Published 12:05 am Saturday, June 27, 2015

Every time I think of myself as a positive, optimistic person, a scene from the past pops my little bubble. This time, I was reminded of a text I sent to our vet.

Gucci, the maltipoo my 20-year-old daughter Victoria got when she was 8, stayed at the vet’s office overnight for observation. In the morning I sent this message to Dr. Duhon: “Should I bring Victoria when I pick up Gucci? Is it serious and will she have a decision to make? Pardon my melodrama.”

She assured me Gucci was fine, nothing life-threatening, so I didn’t call Victoria. A few weeks later, the dog had difficulty walking and I brought her back to the vet. After two days and a complete recovery, I called Victoria, who was in the middle of exams, to tell her what had happened.

She was crying when she answered the phone.

When I asked her what was wrong, I understood her to say, “I’m hot and sweaty.”

“Are you at the gym?” I asked.

“No! Why would you say that? Do you think I should exercise more?”

I ignored her question and moved on. “Did you just cut your grass?”

“No! Something else I need to do!”

“Then why are you hot and sweaty? And crying?”

“I didn’t say I was hot and sweaty, I said, ‘I hate studying!’”

I hung up the phone without telling her about her dog.

My daughter came home when the semester ended. Although Gucci was fine at this point, I needed to know what to do if something else happened. I asked Victoria to join me in the living room. “We have to talk,” I began.

“You and Dad are getting a divorce,” she said.

“No! Why would you say that?”

“Someone died? Who’s sick? What happened?” she said, without giving me a chance to explain.

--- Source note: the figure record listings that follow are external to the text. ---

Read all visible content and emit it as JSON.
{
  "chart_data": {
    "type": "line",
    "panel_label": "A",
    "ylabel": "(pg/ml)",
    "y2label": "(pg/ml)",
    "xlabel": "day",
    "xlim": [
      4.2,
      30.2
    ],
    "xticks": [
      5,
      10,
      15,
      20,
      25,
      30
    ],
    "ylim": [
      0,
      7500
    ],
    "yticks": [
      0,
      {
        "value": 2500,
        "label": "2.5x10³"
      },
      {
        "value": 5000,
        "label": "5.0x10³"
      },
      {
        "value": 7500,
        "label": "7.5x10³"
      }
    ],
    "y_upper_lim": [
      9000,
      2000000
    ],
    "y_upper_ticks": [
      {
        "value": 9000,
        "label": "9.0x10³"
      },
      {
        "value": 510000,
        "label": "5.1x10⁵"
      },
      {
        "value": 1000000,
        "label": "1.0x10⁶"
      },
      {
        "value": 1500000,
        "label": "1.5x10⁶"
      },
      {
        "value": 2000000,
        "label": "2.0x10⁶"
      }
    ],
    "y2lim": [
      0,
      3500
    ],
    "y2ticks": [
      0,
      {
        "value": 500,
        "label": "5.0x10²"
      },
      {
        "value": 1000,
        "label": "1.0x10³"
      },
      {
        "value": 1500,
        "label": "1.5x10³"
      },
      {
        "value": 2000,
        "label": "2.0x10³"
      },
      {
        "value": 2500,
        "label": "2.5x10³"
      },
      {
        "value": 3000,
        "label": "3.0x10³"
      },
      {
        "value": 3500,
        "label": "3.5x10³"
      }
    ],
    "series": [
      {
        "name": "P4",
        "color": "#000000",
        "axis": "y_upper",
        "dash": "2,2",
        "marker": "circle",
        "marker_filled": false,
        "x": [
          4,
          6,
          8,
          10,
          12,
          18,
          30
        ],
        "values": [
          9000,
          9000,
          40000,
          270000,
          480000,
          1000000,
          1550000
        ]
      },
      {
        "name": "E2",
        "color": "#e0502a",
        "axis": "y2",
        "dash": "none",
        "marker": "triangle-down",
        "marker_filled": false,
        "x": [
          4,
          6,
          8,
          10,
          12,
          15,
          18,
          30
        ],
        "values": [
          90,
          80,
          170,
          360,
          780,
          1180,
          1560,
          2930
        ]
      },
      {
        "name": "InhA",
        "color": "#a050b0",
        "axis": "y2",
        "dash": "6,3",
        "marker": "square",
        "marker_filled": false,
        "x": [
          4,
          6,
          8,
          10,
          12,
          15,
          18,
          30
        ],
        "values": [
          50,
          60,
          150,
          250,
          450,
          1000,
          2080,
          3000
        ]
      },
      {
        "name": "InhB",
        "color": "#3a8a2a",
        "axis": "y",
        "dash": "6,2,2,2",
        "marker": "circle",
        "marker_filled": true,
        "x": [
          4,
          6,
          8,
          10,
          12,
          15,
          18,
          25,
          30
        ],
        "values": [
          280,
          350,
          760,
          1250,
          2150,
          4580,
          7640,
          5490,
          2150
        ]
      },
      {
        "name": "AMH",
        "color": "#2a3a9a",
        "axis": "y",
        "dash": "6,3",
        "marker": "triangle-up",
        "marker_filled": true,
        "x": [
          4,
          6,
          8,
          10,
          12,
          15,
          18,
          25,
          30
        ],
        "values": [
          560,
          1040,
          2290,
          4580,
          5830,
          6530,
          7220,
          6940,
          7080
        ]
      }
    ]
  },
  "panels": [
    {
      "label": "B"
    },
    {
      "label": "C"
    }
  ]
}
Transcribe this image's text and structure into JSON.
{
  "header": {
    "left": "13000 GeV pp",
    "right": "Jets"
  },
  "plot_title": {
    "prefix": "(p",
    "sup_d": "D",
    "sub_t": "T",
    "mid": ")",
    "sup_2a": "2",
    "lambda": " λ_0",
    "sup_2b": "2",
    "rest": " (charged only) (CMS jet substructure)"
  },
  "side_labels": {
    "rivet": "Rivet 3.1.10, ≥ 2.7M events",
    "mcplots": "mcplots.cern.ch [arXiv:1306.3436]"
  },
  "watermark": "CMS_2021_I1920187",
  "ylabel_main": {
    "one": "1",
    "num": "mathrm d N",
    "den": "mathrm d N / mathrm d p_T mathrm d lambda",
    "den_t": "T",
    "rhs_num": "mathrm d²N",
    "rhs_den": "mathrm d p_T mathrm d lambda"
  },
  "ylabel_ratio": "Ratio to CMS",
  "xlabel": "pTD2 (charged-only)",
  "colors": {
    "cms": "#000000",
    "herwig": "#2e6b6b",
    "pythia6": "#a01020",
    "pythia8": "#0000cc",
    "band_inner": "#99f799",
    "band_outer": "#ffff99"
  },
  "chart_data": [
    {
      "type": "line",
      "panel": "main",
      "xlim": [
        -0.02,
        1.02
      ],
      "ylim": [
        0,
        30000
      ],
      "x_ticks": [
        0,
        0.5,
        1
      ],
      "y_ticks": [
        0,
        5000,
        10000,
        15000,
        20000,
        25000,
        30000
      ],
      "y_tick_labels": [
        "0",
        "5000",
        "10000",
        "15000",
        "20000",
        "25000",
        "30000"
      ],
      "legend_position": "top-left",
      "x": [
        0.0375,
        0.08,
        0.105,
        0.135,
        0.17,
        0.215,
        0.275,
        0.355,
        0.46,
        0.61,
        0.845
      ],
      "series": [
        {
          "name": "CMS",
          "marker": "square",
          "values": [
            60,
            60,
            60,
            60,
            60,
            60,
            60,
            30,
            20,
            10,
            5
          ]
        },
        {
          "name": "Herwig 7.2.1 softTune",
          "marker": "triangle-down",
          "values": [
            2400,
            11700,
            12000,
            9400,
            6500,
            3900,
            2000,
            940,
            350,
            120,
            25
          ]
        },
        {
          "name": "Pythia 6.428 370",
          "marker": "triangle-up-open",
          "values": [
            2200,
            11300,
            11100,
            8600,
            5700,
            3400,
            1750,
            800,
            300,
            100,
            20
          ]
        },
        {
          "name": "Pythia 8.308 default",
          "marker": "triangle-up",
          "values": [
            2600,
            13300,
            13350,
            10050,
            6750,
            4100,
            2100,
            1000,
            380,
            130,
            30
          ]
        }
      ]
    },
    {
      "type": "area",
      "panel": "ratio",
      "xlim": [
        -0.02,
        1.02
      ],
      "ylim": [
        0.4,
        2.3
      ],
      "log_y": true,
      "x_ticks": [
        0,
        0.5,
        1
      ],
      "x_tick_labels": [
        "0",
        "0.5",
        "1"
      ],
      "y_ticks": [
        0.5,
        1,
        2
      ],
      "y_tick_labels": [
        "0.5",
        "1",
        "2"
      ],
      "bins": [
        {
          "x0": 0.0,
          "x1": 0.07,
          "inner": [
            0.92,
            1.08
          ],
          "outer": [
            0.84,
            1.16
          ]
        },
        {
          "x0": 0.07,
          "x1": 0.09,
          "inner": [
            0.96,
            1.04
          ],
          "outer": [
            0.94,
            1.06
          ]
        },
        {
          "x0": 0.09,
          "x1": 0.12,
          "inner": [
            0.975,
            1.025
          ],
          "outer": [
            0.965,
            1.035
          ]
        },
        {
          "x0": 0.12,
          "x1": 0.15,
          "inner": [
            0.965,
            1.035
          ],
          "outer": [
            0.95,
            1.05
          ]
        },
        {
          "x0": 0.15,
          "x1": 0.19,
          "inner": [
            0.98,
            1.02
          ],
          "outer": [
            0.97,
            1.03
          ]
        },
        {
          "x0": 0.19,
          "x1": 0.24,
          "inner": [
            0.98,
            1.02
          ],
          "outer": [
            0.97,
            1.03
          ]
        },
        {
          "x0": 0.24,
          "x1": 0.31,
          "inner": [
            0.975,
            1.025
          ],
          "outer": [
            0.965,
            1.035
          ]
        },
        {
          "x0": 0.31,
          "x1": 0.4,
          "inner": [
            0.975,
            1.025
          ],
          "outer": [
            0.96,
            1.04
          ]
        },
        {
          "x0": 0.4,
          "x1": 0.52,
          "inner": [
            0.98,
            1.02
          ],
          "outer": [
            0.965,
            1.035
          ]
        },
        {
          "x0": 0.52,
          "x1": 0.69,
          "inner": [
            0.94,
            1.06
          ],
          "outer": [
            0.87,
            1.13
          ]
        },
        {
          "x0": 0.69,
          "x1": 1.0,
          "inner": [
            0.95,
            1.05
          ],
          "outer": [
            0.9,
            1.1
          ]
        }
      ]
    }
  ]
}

“I’ve lied to you. I have always told you that Gucci will never die, but she will.” Victoria nodded as though she had always known the truth. “One day, I don’t know when, she will die. When that day comes, when do you want me to tell you?”

“Immediately,” she replied. “Don’t wait one second. I want to know everything.”

“Even if it’s during exams?” I asked.

“Especially during exams. Did I ever mention how much I hate to study?”

After that exhausting conversation, I realized that if jumping to conclusions was an aerobic exercise, Victoria and I could cancel our gym memberships.